Toutes les classes de modèles proposées par `sklearn` ont trois fonctions essentielles :

1. `fit` prend en paramètre des données d'entraînements et effectue l'apprentissage d'un modèle dans la classe à partir de ces données.
2. `score` prend en paramètre des données de test et renvoit une mesure de la performance du modèle sur ces données.
3. `predict` prend en paramètre une observation et renvoit la prédiction du modèle entraîné.

Si vous maîtrisez ces trois fonctions, félicitations, vous maîtrisez (presque) `sklearn` !

Créez un modèle de type `KNeighborsClassifier` à l'aide de `scikit-learn`.

In [12]:
from sklearn.neighbors import KNeighborsClassifier

cls = KNeighborsClassifier()

Entraînez le modèle avec les données d'entraînement.

In [16]:
cls.fit(X_train, Y_train)

## 4. Tester le modèle final

Une fois le modèle entraîné, il est important de vérifier qu'il fonctionne "dans la vraie vie", c'est-à-dire avec des données qu'il n'a jamais vu auparavant.

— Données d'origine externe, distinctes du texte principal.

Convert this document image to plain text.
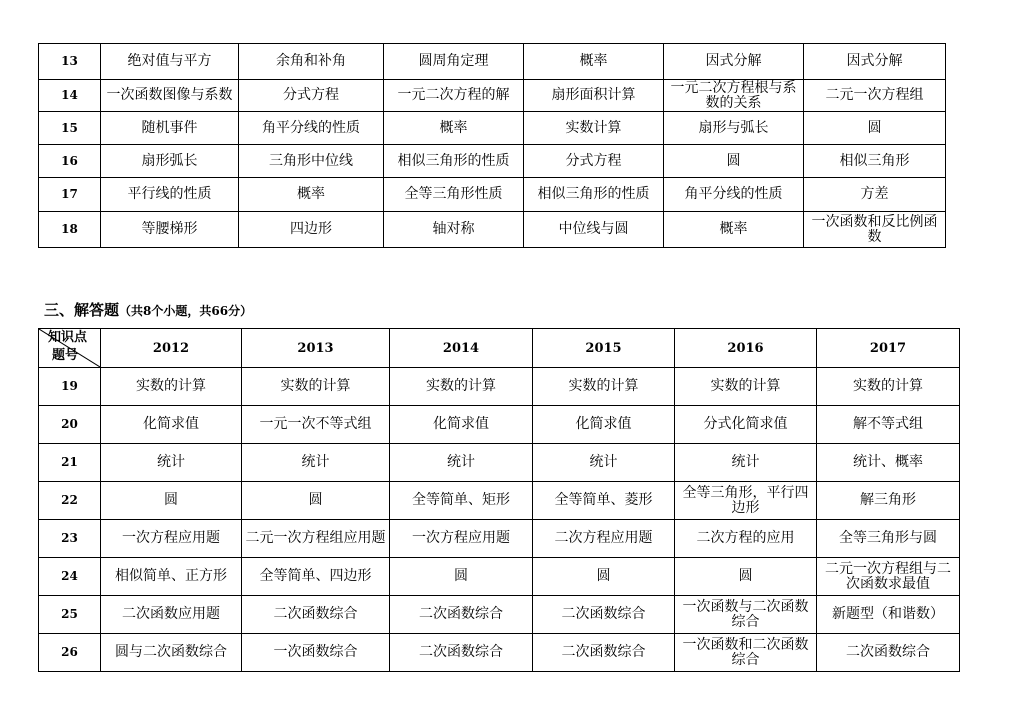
13	绝对值与平方	余角和补角	圆周角定理	概率	因式分解	因式分解
14	一次函数图像与系数	分式方程	一元二次方程的解	扇形面积计算	一元二次方程根与系数的关系	二元一次方程组
15	随机事件	角平分线的性质	概率	实数计算	扇形与弧长	圆
16	扇形弧长	三角形中位线	相似三角形的性质	分式方程	圆	相似三角形
17	平行线的性质	概率	全等三角形性质	相似三角形的性质	角平分线的性质	方差
18	等腰梯形	四边形	轴对称	中位线与圆	概率	一次函数和反比例函数
三、解答题（共8个小题，共66分）
知识点
题号	2012	2013	2014	2015	2016	2017
19	实数的计算	实数的计算	实数的计算	实数的计算	实数的计算	实数的计算
20	化简求值	一元一次不等式组	化简求值	化简求值	分式化简求值	解不等式组
21	统计	统计	统计	统计	统计	统计、概率
22	圆	圆	全等简单、矩形	全等简单、菱形	全等三角形，平行四边形	解三角形
23	一次方程应用题	二元一次方程组应用题	一次方程应用题	二次方程应用题	二次方程的应用	全等三角形与圆
24	相似简单、正方形	全等简单、四边形	圆	圆	圆	二元一次方程组与二次函数求最值
25	二次函数应用题	二次函数综合	二次函数综合	二次函数综合	一次函数与二次函数综合	新题型（和谐数）
26	圆与二次函数综合	一次函数综合	二次函数综合	二次函数综合	一次函数和二次函数综合	二次函数综合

Utilisez la fonction `score` pour evaluer le modèle entraîné.

In [17]:
cls.score(X_train, Y_train)

0.8620689655172413

In [18]:
cls.score(X_test, Y_test)

0.8095238095238095

In [28]:
# Exemple de prédiction
donnees_sous_marin = X_test.iloc[0, :]
cls.predict([donnees_sous_marin])



array([0])

In [29]:
import pickle

with open("modele.pkl", "wb") as f:
    pickle.dump(cls, f)
    f.close()


In [30]:
with open("modele.pkl", "rb") as f:
    mon_cls = pickle.load(f)
    f.close()

mon_cls.score(X_test, Y_test)


0.8095238095238095

Vous avez presque terminé votre premier projet de machine learning, mais votre travail ne s'arrête pas là ! Une fois un modèle entraîné et testé, il faut souvent le "vendre" aux clients. Cela signifie principalement expliquer vos choix et leur pertinence, pour que le client ait confiance en votre IA. Pour ce TP guidé, vous n'avez pas eu beaucoup de choix à faire, donc je vous épargne cette tâche. Cependant, le TP suivant sur la validation va vous entraîner sur le sujet !